# Is the Shimano Calcutta 400BSV (Non-Levelwind Version) suitable for surf fishing?



## Stickbom! (Aug 4, 2009)

Anyone here fishes with a Calcutta 400BSV on the surf? Pros? Cons? Many thanks in advance!

http://fish.shimano.com/publish/con...roducts/reels/round_baitcasting/Calcutta.html


----------



## rsqchief5 (Jan 5, 2009)

I have one of the smaller Calcuttas but I dont remember off hand what model. Line capacity, or lack there of, is an issue. If you are using it for close to shore fishing, then your ok. The other problem I had with mine is that there is a small window of weight that it will cast. Too little and it just wouldnt throw it and too much will back lash it everytime, at least when I cast it. I now use it on a freshwater set up and it does ok.

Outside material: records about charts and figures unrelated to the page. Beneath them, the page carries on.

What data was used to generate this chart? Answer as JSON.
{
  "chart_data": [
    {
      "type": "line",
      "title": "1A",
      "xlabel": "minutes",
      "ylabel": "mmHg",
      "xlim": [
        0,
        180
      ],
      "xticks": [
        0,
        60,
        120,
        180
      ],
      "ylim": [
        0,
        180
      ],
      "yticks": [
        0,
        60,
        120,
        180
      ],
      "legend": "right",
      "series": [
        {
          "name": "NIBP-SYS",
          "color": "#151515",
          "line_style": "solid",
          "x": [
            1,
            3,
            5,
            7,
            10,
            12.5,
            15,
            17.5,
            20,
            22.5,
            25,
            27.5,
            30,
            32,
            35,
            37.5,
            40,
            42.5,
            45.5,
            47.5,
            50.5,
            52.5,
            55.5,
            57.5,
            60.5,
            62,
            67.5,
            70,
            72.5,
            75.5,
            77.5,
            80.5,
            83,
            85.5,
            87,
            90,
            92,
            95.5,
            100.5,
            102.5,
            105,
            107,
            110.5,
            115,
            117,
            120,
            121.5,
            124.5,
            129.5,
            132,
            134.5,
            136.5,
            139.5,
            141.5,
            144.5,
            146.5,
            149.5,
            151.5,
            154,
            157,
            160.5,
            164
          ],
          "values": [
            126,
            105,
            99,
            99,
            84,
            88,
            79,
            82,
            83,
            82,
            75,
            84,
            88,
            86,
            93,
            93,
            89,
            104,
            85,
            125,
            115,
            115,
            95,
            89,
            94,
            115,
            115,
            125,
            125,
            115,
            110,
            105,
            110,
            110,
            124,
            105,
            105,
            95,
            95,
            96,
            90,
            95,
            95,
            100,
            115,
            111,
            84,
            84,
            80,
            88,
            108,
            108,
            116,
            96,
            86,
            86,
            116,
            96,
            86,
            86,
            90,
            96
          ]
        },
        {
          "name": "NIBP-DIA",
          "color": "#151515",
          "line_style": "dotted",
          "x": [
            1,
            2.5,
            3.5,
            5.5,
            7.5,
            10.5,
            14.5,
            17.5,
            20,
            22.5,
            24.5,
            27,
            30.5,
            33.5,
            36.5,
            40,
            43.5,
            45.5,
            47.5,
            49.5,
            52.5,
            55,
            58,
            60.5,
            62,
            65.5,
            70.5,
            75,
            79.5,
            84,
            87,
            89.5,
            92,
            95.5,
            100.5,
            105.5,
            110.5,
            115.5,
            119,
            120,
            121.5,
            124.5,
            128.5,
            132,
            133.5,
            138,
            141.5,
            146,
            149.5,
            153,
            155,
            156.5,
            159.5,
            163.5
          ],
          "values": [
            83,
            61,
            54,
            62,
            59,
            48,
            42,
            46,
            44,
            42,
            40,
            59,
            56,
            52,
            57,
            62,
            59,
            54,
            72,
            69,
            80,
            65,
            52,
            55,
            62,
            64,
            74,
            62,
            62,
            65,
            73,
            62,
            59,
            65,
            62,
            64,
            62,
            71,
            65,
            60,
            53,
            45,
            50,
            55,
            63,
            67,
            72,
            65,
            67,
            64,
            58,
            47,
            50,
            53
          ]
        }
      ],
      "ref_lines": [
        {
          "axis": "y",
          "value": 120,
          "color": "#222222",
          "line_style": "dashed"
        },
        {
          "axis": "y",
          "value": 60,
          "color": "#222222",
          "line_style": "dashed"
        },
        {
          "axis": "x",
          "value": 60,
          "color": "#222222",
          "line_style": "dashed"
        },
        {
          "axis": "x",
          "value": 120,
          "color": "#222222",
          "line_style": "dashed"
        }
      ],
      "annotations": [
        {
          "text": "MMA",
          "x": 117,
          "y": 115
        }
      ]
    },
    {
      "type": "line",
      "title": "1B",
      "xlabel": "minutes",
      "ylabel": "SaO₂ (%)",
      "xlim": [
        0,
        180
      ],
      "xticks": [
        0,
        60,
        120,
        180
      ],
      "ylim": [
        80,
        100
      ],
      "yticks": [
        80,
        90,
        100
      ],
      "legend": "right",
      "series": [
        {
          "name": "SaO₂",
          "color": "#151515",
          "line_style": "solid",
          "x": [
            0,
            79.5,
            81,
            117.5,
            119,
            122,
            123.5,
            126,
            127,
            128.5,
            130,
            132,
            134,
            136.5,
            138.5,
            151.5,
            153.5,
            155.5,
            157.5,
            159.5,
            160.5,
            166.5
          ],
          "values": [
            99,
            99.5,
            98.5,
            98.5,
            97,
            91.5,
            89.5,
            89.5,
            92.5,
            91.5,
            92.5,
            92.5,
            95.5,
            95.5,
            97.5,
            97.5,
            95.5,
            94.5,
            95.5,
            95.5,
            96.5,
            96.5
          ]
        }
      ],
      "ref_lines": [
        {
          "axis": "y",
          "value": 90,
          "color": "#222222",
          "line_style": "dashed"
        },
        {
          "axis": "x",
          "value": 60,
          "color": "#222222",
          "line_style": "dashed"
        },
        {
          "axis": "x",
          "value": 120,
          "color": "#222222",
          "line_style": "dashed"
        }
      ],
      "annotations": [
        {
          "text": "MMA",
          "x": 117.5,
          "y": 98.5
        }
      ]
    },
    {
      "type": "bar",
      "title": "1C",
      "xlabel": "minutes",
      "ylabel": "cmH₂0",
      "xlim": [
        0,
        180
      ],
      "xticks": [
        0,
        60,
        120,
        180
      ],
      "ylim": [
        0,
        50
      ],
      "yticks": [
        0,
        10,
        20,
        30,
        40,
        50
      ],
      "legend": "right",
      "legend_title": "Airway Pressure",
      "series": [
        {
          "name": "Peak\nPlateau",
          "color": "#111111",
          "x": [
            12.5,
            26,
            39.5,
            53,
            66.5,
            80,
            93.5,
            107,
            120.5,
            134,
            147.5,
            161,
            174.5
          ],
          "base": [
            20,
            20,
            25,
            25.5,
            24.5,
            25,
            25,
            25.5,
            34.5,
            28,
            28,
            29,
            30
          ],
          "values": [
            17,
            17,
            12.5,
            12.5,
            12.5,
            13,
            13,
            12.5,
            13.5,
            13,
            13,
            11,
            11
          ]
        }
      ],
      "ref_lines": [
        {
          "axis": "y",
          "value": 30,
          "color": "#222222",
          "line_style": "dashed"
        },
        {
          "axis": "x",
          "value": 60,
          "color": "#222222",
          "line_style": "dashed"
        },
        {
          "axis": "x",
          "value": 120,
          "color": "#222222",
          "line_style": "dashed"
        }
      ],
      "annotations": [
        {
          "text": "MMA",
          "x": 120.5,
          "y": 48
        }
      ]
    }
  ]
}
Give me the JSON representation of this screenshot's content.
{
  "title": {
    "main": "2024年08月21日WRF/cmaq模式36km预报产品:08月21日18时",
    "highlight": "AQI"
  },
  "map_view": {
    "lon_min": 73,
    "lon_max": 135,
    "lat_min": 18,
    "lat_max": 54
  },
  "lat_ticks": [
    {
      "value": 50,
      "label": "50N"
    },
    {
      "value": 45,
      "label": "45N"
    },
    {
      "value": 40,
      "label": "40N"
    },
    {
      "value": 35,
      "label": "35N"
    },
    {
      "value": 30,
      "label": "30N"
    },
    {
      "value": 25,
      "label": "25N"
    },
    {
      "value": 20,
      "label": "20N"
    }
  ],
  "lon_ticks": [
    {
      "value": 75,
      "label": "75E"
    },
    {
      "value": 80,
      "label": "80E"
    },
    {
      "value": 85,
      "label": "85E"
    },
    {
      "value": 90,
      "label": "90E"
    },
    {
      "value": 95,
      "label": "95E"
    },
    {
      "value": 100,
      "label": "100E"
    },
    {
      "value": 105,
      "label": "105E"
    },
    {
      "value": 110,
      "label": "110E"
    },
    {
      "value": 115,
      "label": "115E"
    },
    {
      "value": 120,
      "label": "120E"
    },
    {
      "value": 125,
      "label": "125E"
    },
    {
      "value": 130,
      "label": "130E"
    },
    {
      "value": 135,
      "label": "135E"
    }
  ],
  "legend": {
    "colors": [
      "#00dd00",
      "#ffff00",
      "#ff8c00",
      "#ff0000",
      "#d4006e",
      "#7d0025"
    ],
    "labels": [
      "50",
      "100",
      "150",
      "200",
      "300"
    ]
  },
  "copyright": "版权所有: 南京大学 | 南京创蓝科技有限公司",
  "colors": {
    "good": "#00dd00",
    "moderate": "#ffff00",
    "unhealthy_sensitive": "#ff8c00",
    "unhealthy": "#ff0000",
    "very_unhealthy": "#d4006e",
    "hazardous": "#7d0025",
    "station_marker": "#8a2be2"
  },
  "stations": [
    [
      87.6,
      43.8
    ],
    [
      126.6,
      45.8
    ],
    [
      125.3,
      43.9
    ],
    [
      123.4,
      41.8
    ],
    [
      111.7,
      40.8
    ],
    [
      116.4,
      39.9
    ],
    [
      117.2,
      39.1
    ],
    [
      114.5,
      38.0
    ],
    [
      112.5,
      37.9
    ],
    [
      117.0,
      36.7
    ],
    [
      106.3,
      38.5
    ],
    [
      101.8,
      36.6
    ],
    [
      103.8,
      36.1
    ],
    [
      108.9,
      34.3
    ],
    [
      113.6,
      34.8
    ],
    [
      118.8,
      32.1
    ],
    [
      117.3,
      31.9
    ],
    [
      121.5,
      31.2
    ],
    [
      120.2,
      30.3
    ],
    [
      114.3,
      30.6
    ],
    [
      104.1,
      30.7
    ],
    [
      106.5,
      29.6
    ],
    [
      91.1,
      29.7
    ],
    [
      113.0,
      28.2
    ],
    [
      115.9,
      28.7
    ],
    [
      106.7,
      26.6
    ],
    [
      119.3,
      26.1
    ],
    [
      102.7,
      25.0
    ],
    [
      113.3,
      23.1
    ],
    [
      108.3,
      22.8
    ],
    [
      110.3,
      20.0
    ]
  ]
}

As far as drag, works real well. Boated some big cats on it.


----------



## narfpoit (Jun 16, 2004)

I have a 400b with level wind that I love. It is a very smooth reel and it is pretty easy to work on. It has centrifigal breaks so you have to open it up to adjust it but once you get it adjusted to the weight you are casting you dont have to touch the spool till it hits the water. I have cast everything from 1/2 ounce up to 5 ounces with it and it handled it all well. I am sure casting the heavier weights would be even easier with the non level wind model as passing a shock leader not through the level wind works but is not fun. Anyway if you can get a good deal on it I know you wont be disapointed.


----------



## Rockfish1 (Apr 8, 2005)

not a thing wrong with them... spool it up with 15# mono and your good to go...


----------



## Fishman (Apr 23, 2000)

That reel should work fine in the surf


----------



## Stickbom! (Aug 4, 2009)

Thanks guys!! Will give the reel a try as soon as I get a chance!


----------